As you’ve probably heard, the new Republican House budget uses “dynamic scoring.” In a general sense, this is a process by which budgets take into account the indirect economic effects of the government policies. So if the the government cuts taxes, people will have more money that they will spend, and that will make its merry way through the economy. Similarly, government spending cuts also works their way through the economy — in the opposite direction. I actually have no problem with this. But as I reported back in January, this is not the way things currently work, Republican Disingenuous Changes at CBO. The Republicans are using dynamic scoring when it comes to tax cuts, but they don’t use it when it comes to the negative effects of spending cuts.

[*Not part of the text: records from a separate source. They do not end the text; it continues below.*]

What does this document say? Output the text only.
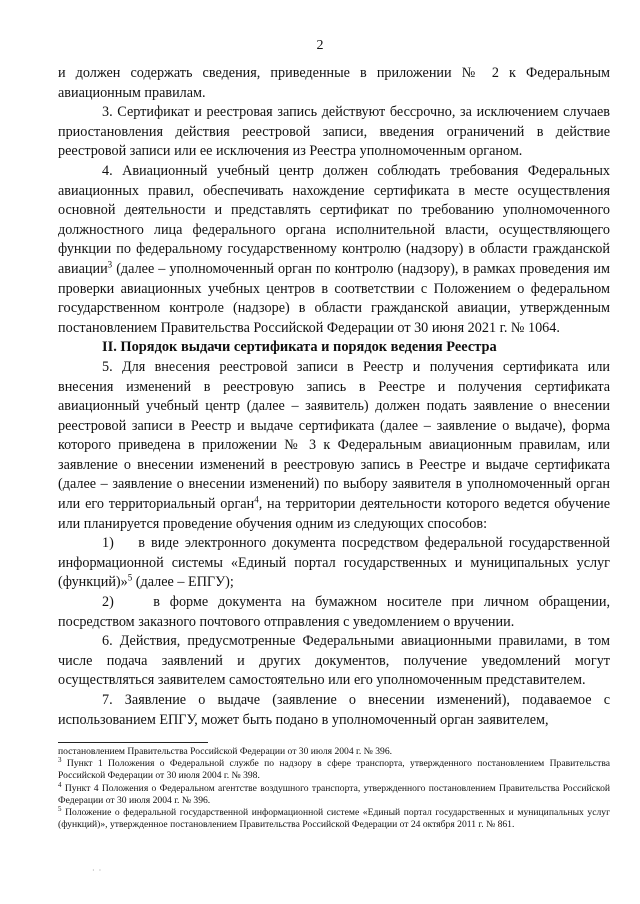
2

и должен содержать сведения, приведенные в приложении № 2 к Федеральным авиационным правилам.

3. Сертификат и реестровая запись действуют бессрочно, за исключением случаев приостановления действия реестровой записи, введения ограничений в действие реестровой записи или ее исключения из Реестра уполномоченным органом.

4. Авиационный учебный центр должен соблюдать требования Федеральных авиационных правил, обеспечивать нахождение сертификата в месте осуществления основной деятельности и представлять сертификат по требованию уполномоченного должностного лица федерального органа исполнительной власти, осуществляющего функции по федеральному государственному контролю (надзору) в области гражданской авиации$^3$ (далее – уполномоченный орган по контролю (надзору), в рамках проведения им проверки авиационных учебных центров в соответствии с Положением о федеральном государственном контроле (надзоре) в области гражданской авиации, утвержденным постановлением Правительства Российской Федерации от 30 июня 2021 г. № 1064.

II. Порядок выдачи сертификата и порядок ведения Реестра

5. Для внесения реестровой записи в Реестр и получения сертификата или внесения изменений в реестровую запись в Реестре и получения сертификата авиационный учебный центр (далее – заявитель) должен подать заявление о внесении реестровой записи в Реестр и выдаче сертификата (далее – заявление о выдаче), форма которого приведена в приложении № 3 к Федеральным авиационным правилам, или заявление о внесении изменений в реестровую запись в Реестре и выдаче сертификата (далее – заявление о внесении изменений) по выбору заявителя в уполномоченный орган или его территориальный орган$^4$, на территории деятельности которого ведется обучение или планируется проведение обучения одним из следующих способов:

1)    в виде электронного документа посредством федеральной государственной информационной системы «Единый портал государственных и муниципальных услуг (функций)»$^5$ (далее – ЕПГУ);

2)    в форме документа на бумажном носителе при личном обращении, посредством заказного почтового отправления с уведомлением о вручении.

6. Действия, предусмотренные Федеральными авиационными правилами, в том числе подача заявлений и других документов, получение уведомлений могут осуществляться заявителем самостоятельно или его уполномоченным представителем.

7. Заявление о выдаче (заявление о внесении изменений), подаваемое с использованием ЕПГУ, может быть подано в уполномоченный орган заявителем,

постановлением Правительства Российской Федерации от 30 июля 2004 г. № 396.

$^3$ Пункт 1 Положения о Федеральной службе по надзору в сфере транспорта, утвержденного постановлением Правительства Российской Федерации от 30 июля 2004 г. № 398.

$^4$ Пункт 4 Положения о Федеральном агентстве воздушного транспорта, утвержденного постановлением Правительства Российской Федерации от 30 июля 2004 г. № 396.

$^5$ Положение о федеральной государственной информационной системе «Единый портал государственных и муниципальных услуг (функций)», утвержденное постановлением Правительства Российской Федерации от 24 октября 2011 г. № 861.

·  ·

But there is an even bigger problem as Josh Barro reported at The Upshot earlier this week, Tax Cuts Still Don’t Pay for Themselves. It is primarily about a study by the conservative Tax Foundation that found that, for example, tax cuts on business investments would increase business investments so much that it would generate more tax revenue that would offset the tax cuts. But it is explicitly reversed engineered to find that. The question is whether the CBO will follow in this direction.

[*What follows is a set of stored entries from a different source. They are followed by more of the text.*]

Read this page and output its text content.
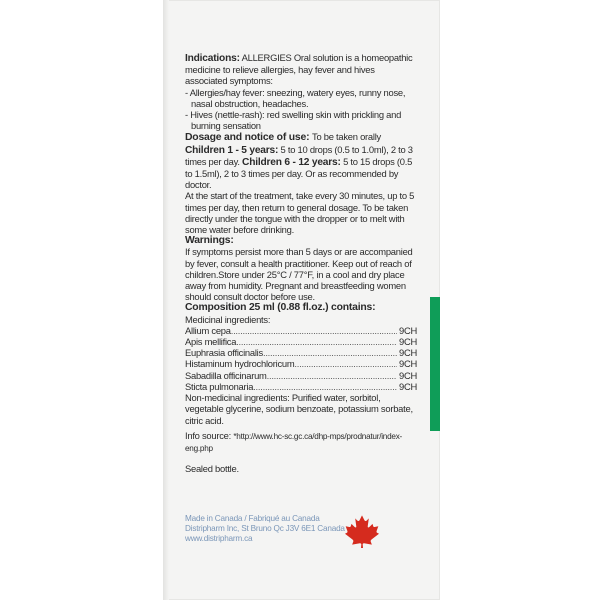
Indications: ALLERGIES Oral solution is a homeopathic medicine to relieve allergies, hay fever and hives associated symptoms:

- Allergies/hay fever: sneezing, watery eyes, runny nose, nasal obstruction, headaches.

- Hives (nettle-rash): red swelling skin with prickling and burning sensation

Dosage and notice of use: To be taken orally

Children 1 - 5 years: 5 to 10 drops (0.5 to 1.0ml), 2 to 3 times per day. Children 6 - 12 years: 5 to 15 drops (0.5 to 1.5ml), 2 to 3 times per day. Or as recommended by doctor.

At the start of the treatment, take every 30 minutes, up to 5 times per day, then return to general dosage. To be taken directly under the tongue with the dropper or to melt with some water before drinking.

Warnings:

If symptoms persist more than 5 days or are accompanied by fever, consult a health practitioner. Keep out of reach of children.Store under 25°C / 77°F, in a cool and dry place away from humidity. Pregnant and breastfeeding women should consult doctor before use.

Composition 25 ml (0.88 fl.oz.) contains:

Medicinal ingredients:

Allium cepa .....	9CH
Apis mellifica .....	9CH
Euphrasia officinalis .....	9CH
Histaminum hydrochloricum .....	9CH
Sabadilla officinarum .....	9CH
Sticta pulmonaria .....	9CH

Non-medicinal ingredients: Purified water, sorbitol, vegetable glycerine, sodium benzoate, potassium sorbate, citric acid.

Info source: *http://www.hc-sc.gc.ca/dhp-mps/prodnatur/index-eng.php

Sealed bottle.

Made in Canada / Fabriqué au Canada

Distripharm Inc, St Bruno Qc J3V 6E1 Canada

www.distripharm.ca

I think it is clear from the way that the Republicans have managed things thus far that if the CBO doesn’t descend into nuttyland, Congress will force them to do so. I wrote about the new budget earlier this week, Another Ridiculous Republican Budget. In it, I focused on how Republicans want to savage the federal government’s budget without a care in the world about the negative effects on the economy. And it is pretty simple. Imagine that you cut both taxes and spending by one dollar. A dollar will be removed from the economy because of the decreased spending. But a dollar will not be added back into the economy via the tax cut. Most of it will, but some of it will be saved. So even such budget decisions will hurt the economy. And this new budget is mostly spending cuts — not that much in terms of tax cuts.

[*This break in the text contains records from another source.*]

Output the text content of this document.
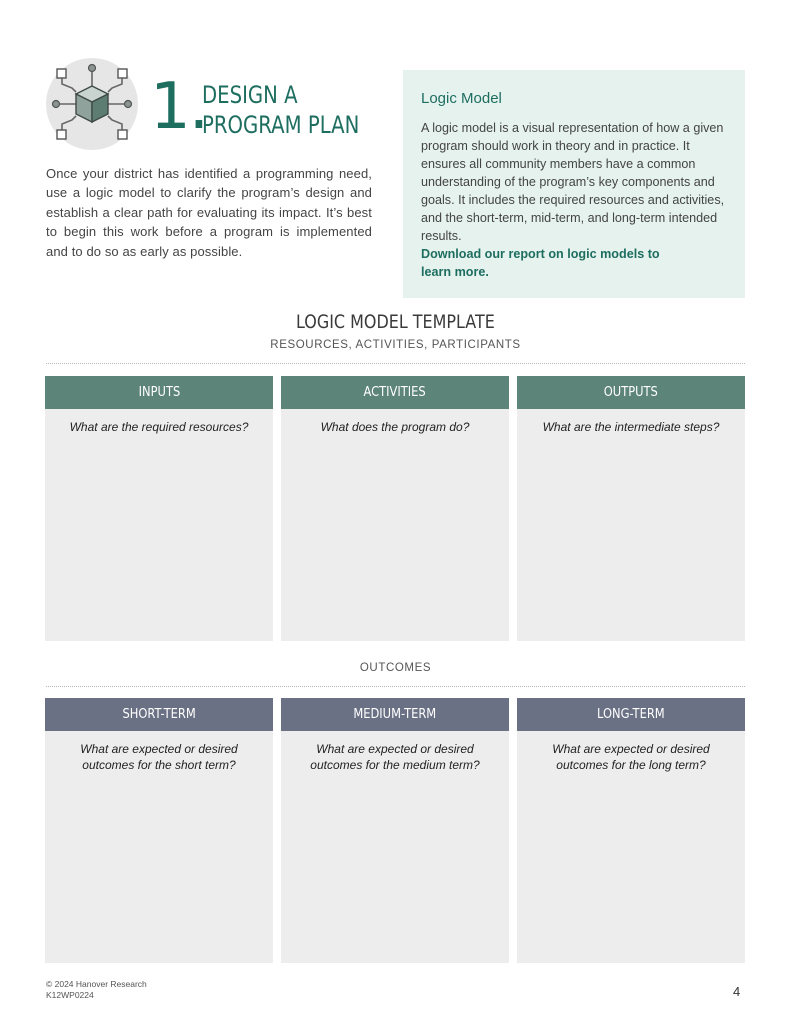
1.
DESIGN A
PROGRAM PLAN
Once your district has identified a programming need, use a logic model to clarify the program’s design and establish a clear path for evaluating its impact. It’s best to begin this work before a program is implemented and to do so as early as possible.
Logic Model
A logic model is a visual representation of how a given program should work in theory and in practice. It ensures all community members have a common understanding of the program’s key components and goals. It includes the required resources and activities, and the short-term, mid-term, and long-term intended results.
Download our report on logic models to learn more.
LOGIC MODEL TEMPLATE
RESOURCES, ACTIVITIES, PARTICIPANTS
INPUTS
What are the required resources?
ACTIVITIES
What does the program do?
OUTPUTS
What are the intermediate steps?
OUTCOMES
SHORT-TERM
What are expected or desired outcomes for the short term?
MEDIUM-TERM
What are expected or desired outcomes for the medium term?
LONG-TERM
What are expected or desired outcomes for the long term?
© 2024 Hanover Research
K12WP0224	4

The whole thing is ridiculous. Apparently, the only point of “dynamic scoring” was to allow the one overriding Republican commitment — tax cuts — to look like they don’t cost as much as they actually do. Meanwhile, they continue to claim that no amount of spending cuts will hurt the economy. I’ve noticed this sort of thing often before. And there is a name for it: theology. There’s no economics in sight.
This is the state of things. One thing that bothers me is that it is asymmetrical. I just can’t imagine the Democrats changing the CBO rules to only use dynamic scoring on spending and not on tax cuts. That’s because Democrats are still wedded to reality. The economics profession — regardless of its many other failings — accepts that both kinds of government policy affect the economy. How could it be otherwise? Yet the Republicans just see what they want to see. The question was always going to be whether the Republicans were just going to turn the CBO into a propaganda unit. But we knew the answer to that back in January when they decided to do this one-sided dynamic scoring.
Once again, my mind flashes back to an insight I had long ago: this is how great empires fall. The Republicans fully reflect the shortsighted view of the business community. And the Democrats, when they don’t share that view, are unwilling to counter them on it. Meanwhile, our infrastructure crumbles, our children fall further and further behind, and our poor just die unnecessarily. But it is a great time to be rich! And that’s all the power elite care about.
 If the economy were booming, the private sector for use that saved dollar. In that case, the whole example would be a wash. But clearly, the economy is not booming. And the way economic policy is run in this country, the economy is rarely booming.